Pattern 5: Shared carrier types across aspects

Multiple simulation specs reference the same data types:

  • TracePoint: appears in knowledge-graph, activitypub, universal-state, information-engine, traceability-graph. It is the fundamental unit of structured content.
  • Snapshot: appears in storage, audit, replication, baseline-renewal. It is the unit of persistent state.
  • Acts: appear in traceability-graph, knowledge-graph, information-engine, stlc. They are the unit of justified action.
  • Schema registry entries: appear in measurement-fabric, intake-stack. They define what data types are recognized.

These shared types create implicit contracts between aspects. When introspection says “monitoring must not perturb trace semantics (handled by scheduling),” it assumes scheduling’s trace model is compatible.

Relevance to semiotic-endeavor: The method component interface says aspects compose via input-output compatibility. The shared carrier pattern shows HOW this works: aspects share a vocabulary of named types. An endeavor’s method should declare its shared carriers explicitly.

Pattern 6: Pipeline composition

The information-engine spec organizes all aspects into a 5-stage canonical pipeline: intake/coding measurement/normalization towers/flow sheaf/hypertensor state domain views.

Each stage consumes the previous stage’s outputs. Domain specifications are “slices” of the pipeline’s final state — they define how to read/write sections of the shared state, plus domain-specific invariants.

Relevance to semiotic-endeavor: This is the most concrete example of how aspects compose. The current semiotic-endeavor spec lists aspects (file format, work planning, versioning, etc.) but doesn’t describe their composition order. A composition model would show which aspects consume which others’ outputs.

Pattern 7: Dependency justification (traceability)

The traceability-graph spec requires every edge in the dependency DAG to carry a justification: which act, theorem, or specification authorizes that dependency. Unjustified edges are rejected.
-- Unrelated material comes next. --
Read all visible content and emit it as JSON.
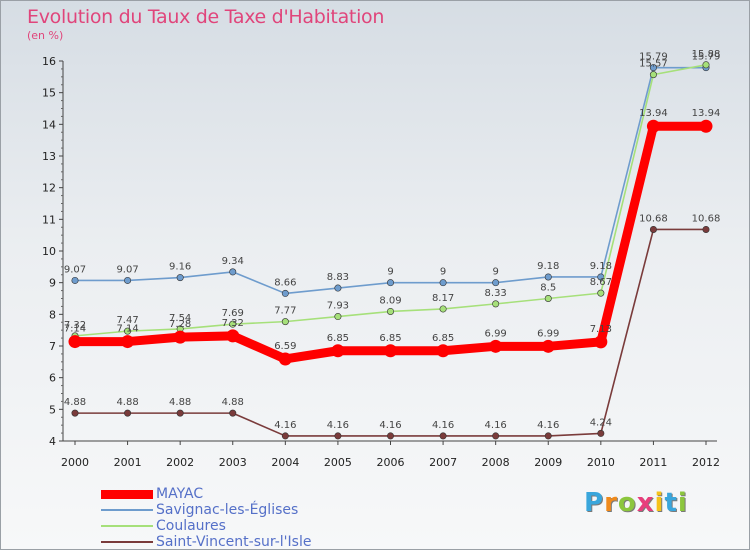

Policy compliance is checked before accepting new edges.

Relevance to semiotic-endeavor: The “no implicit contracts” principle (already in the spec) could be strengthened: inter-aspect dependencies are not just named but JUSTIFIED — each must cite the specification that authorizes it.

Pattern 8: Cross-aspect invariant references

Several specs reference invariants maintained by OTHER specs:

  • Introspection: “monitoring must not perturb trace semantics (handled by scheduling)”
  • Measurement-fabric: “aggregations respect linearity and bounds from the measurement stack”
  • Network: “messages must be intake-compliant (validated before routing)”
  • Replication: “all replicas must converge to the same state (per commutation laws)”
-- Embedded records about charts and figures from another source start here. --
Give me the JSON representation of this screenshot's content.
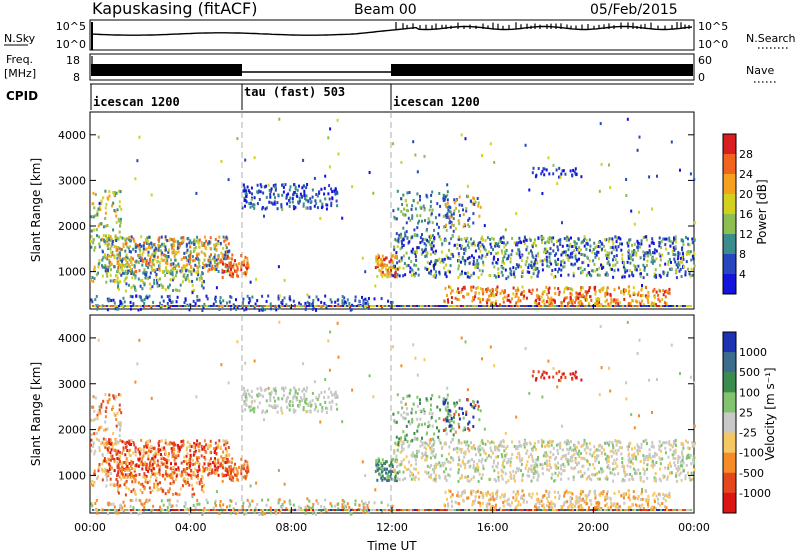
{
  "header": {
    "station": "Kapuskasing (fitACF)",
    "beam": "Beam 00",
    "date": "05/Feb/2015"
  },
  "strip_panels": {
    "nsky": {
      "label": "N.Sky",
      "ticks_left": [
        "10^5",
        "10^0"
      ],
      "ticks_right": [
        "10^5",
        "10^0"
      ],
      "right_label": "N.Search"
    },
    "freq": {
      "label_line1": "Freq.",
      "label_line2": "[MHz]",
      "ticks_left": [
        "18",
        "8"
      ],
      "ticks_right": [
        "60",
        "0"
      ],
      "right_label": "Nave"
    },
    "cpid": {
      "label": "CPID",
      "segments": [
        {
          "name": "icescan 1200",
          "start_hour": 0,
          "end_hour": 6
        },
        {
          "name": "tau (fast) 503",
          "start_hour": 6,
          "end_hour": 12
        },
        {
          "name": "icescan 1200",
          "start_hour": 12,
          "end_hour": 24
        }
      ]
    }
  },
  "chart_data": [
    {
      "type": "heatmap",
      "title": "",
      "xlabel": "",
      "ylabel": "Slant Range [km]",
      "xlim": [
        0,
        24
      ],
      "ylim": [
        180,
        4500
      ],
      "yticks": [
        1000,
        2000,
        3000,
        4000
      ],
      "colorbar": {
        "label": "Power [dB]",
        "ticks": [
          "28",
          "24",
          "20",
          "16",
          "12",
          "8",
          "4"
        ],
        "colors": [
          "#d81e1e",
          "#f0641e",
          "#f5a01e",
          "#d2d21e",
          "#8cbe50",
          "#3c8c8c",
          "#2846be",
          "#1414dc"
        ]
      }
    },
    {
      "type": "heatmap",
      "title": "",
      "xlabel": "Time UT",
      "ylabel": "Slant Range [km]",
      "xlim": [
        0,
        24
      ],
      "ylim": [
        180,
        4500
      ],
      "yticks": [
        1000,
        2000,
        3000,
        4000
      ],
      "xtick_labels": [
        "00:00",
        "04:00",
        "08:00",
        "12:00",
        "16:00",
        "20:00",
        "00:00"
      ],
      "colorbar": {
        "label": "Velocity [m s⁻¹]",
        "ticks": [
          "1000",
          "500",
          "100",
          "25",
          "-25",
          "-100",
          "-500",
          "-1000"
        ],
        "colors": [
          "#1e32b4",
          "#3c6e8c",
          "#3c8c50",
          "#82c36e",
          "#c8c8c8",
          "#f5c864",
          "#f58c28",
          "#e6461e",
          "#dc1414"
        ]
      }
    }
  ]
}
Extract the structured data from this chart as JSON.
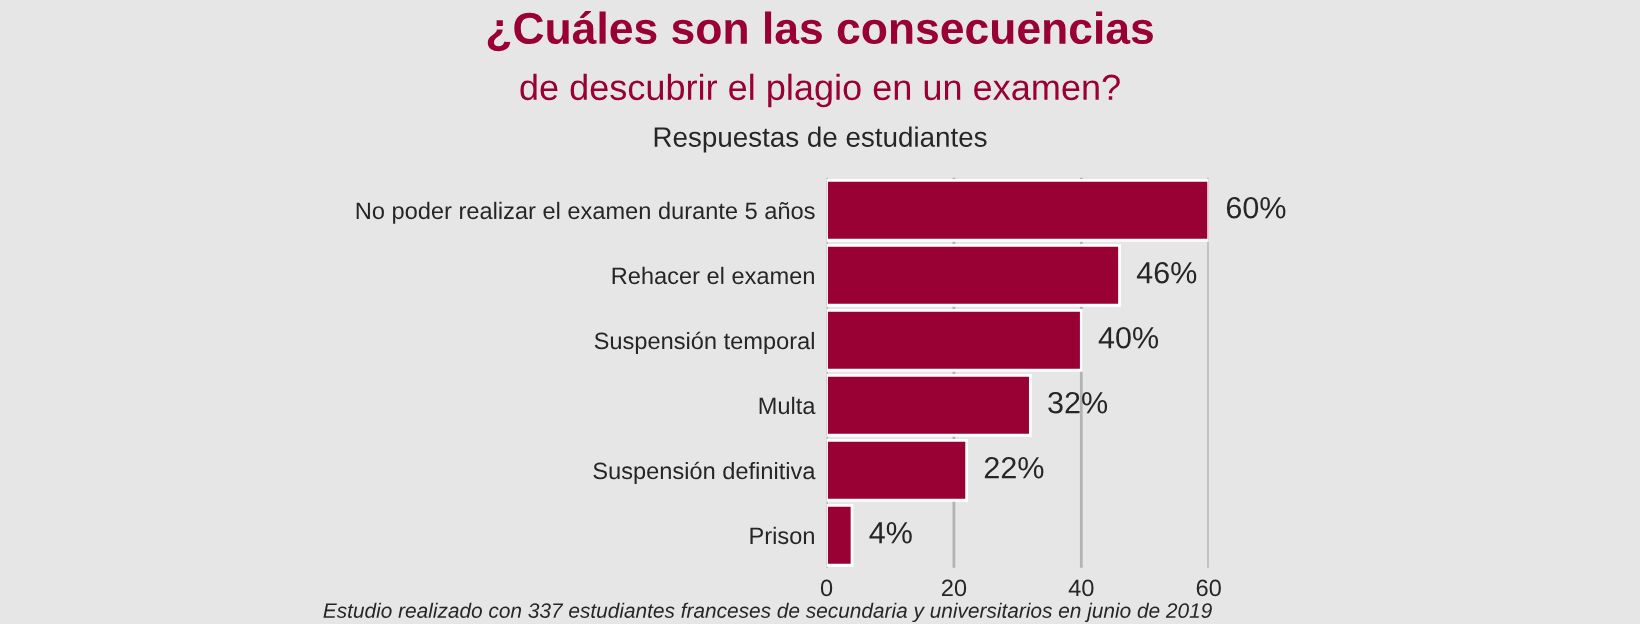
{
  "chart_data": {
    "type": "bar",
    "orientation": "horizontal",
    "title": "¿Cuáles son las consecuencias",
    "subtitle": "de descubrir el plagio en un examen?",
    "annotations": [
      "Respuestas de estudiantes",
      "Estudio realizado con 337 estudiantes franceses de secundaria y universitarios en junio de 2019"
    ],
    "categories": [
      "No poder realizar el examen durante 5 años",
      "Rehacer el examen",
      "Suspensión temporal",
      "Multa",
      "Suspensión definitiva",
      "Prison"
    ],
    "values": [
      60,
      46,
      40,
      32,
      22,
      4
    ],
    "color": "#990033",
    "value_labels": [
      "60%",
      "46%",
      "40%",
      "32%",
      "22%",
      "4%"
    ],
    "xlim": [
      0,
      60
    ],
    "xticks": [
      0,
      20,
      40,
      60
    ],
    "grid": "x",
    "legend": false
  }
}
Relevance to semiotic-endeavor: The spec says “invariants from different aspects must be jointly satisfiable.” The pattern here is more specific: aspects may DELEGATE invariant enforcement to other aspects, creating a dependency that must be tracked.
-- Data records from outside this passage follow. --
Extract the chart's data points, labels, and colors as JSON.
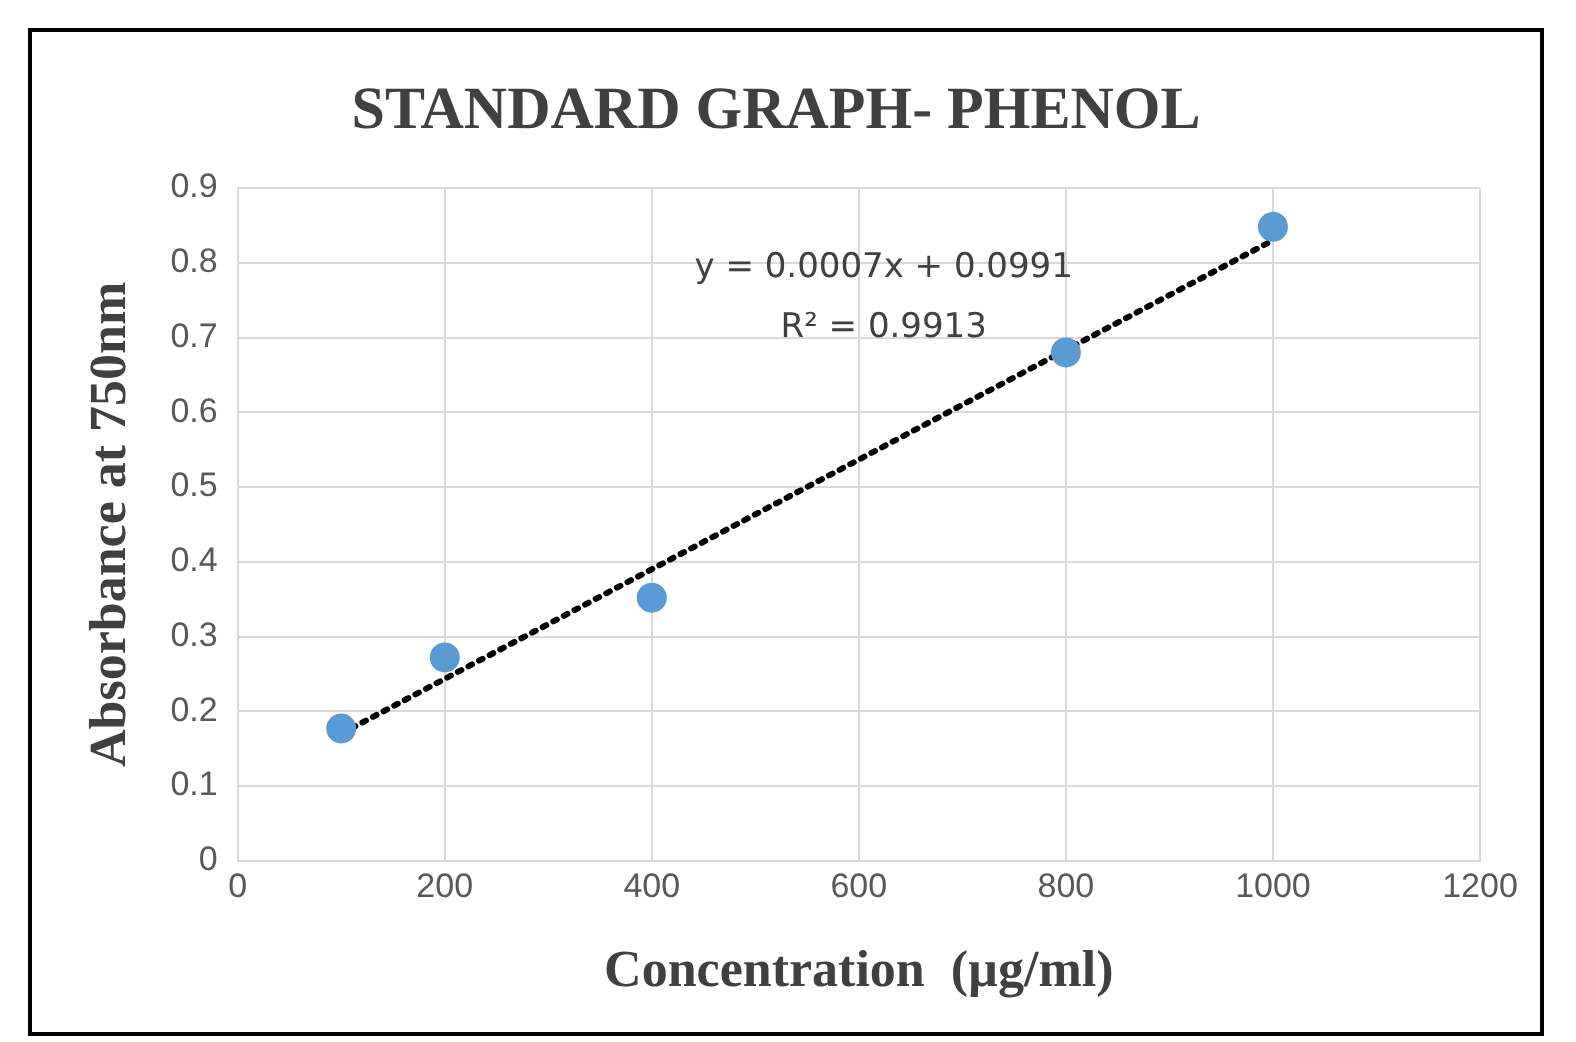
{
  "chart_data": {
    "type": "scatter",
    "title": "STANDARD GRAPH- PHENOL",
    "xlabel": "Concentration  (µg/ml)",
    "ylabel": "Absorbance at 750nm",
    "annotations": [
      "y = 0.0007x + 0.0991",
      "R² = 0.9913"
    ],
    "xlim": [
      0,
      1200
    ],
    "xticks": [
      0,
      200,
      400,
      600,
      800,
      1000,
      1200
    ],
    "ylim": [
      0,
      0.9
    ],
    "yticks": [
      0,
      0.1,
      0.2,
      0.3,
      0.4,
      0.5,
      0.6,
      0.7,
      0.8,
      0.9
    ],
    "grid": true,
    "legend": false,
    "marker": "circle",
    "series": [
      {
        "color": "#5b9bd5",
        "x": [
          100,
          200,
          400,
          800,
          1000
        ],
        "values": [
          0.177,
          0.272,
          0.352,
          0.68,
          0.848
        ]
      },
      {
        "type": "line",
        "color": "#000000",
        "line_style": "dotted",
        "marker": "none",
        "x": [
          100,
          1000
        ],
        "values": [
          0.17,
          0.83
        ]
      }
    ]
  }
}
Assessment: what to add to the spec

From these patterns, two additions are warranted:

  1. Normative scope declaration requirement — add to the method component interface that each aspect MUST declare its normative scope (what it IS and ISN’T normative about). Source: semiotic- markdown’s section 1.1.

  2. Shared carriers — add to the aspects-of-method section that an endeavor’s method SHOULD declare its shared carrier types (data structures that multiple aspects produce and consume). Source: the TracePoint/Snapshot/Act pattern across simulation specs.

NOT adding pipeline composition: the current semiotic-endeavor aspects (file format, versioning, change tracking, etc.) don’t naturally form a pipeline in the same way the simulation specs do. Forcing a pipeline model would be premature. The input-output compatibility statement already in the spec is sufficient for now.

NOT adding conformance extraction model: the 5-section interface template already requires typed outputs. Making it a named record type is implementation guidance, not specification-level structure.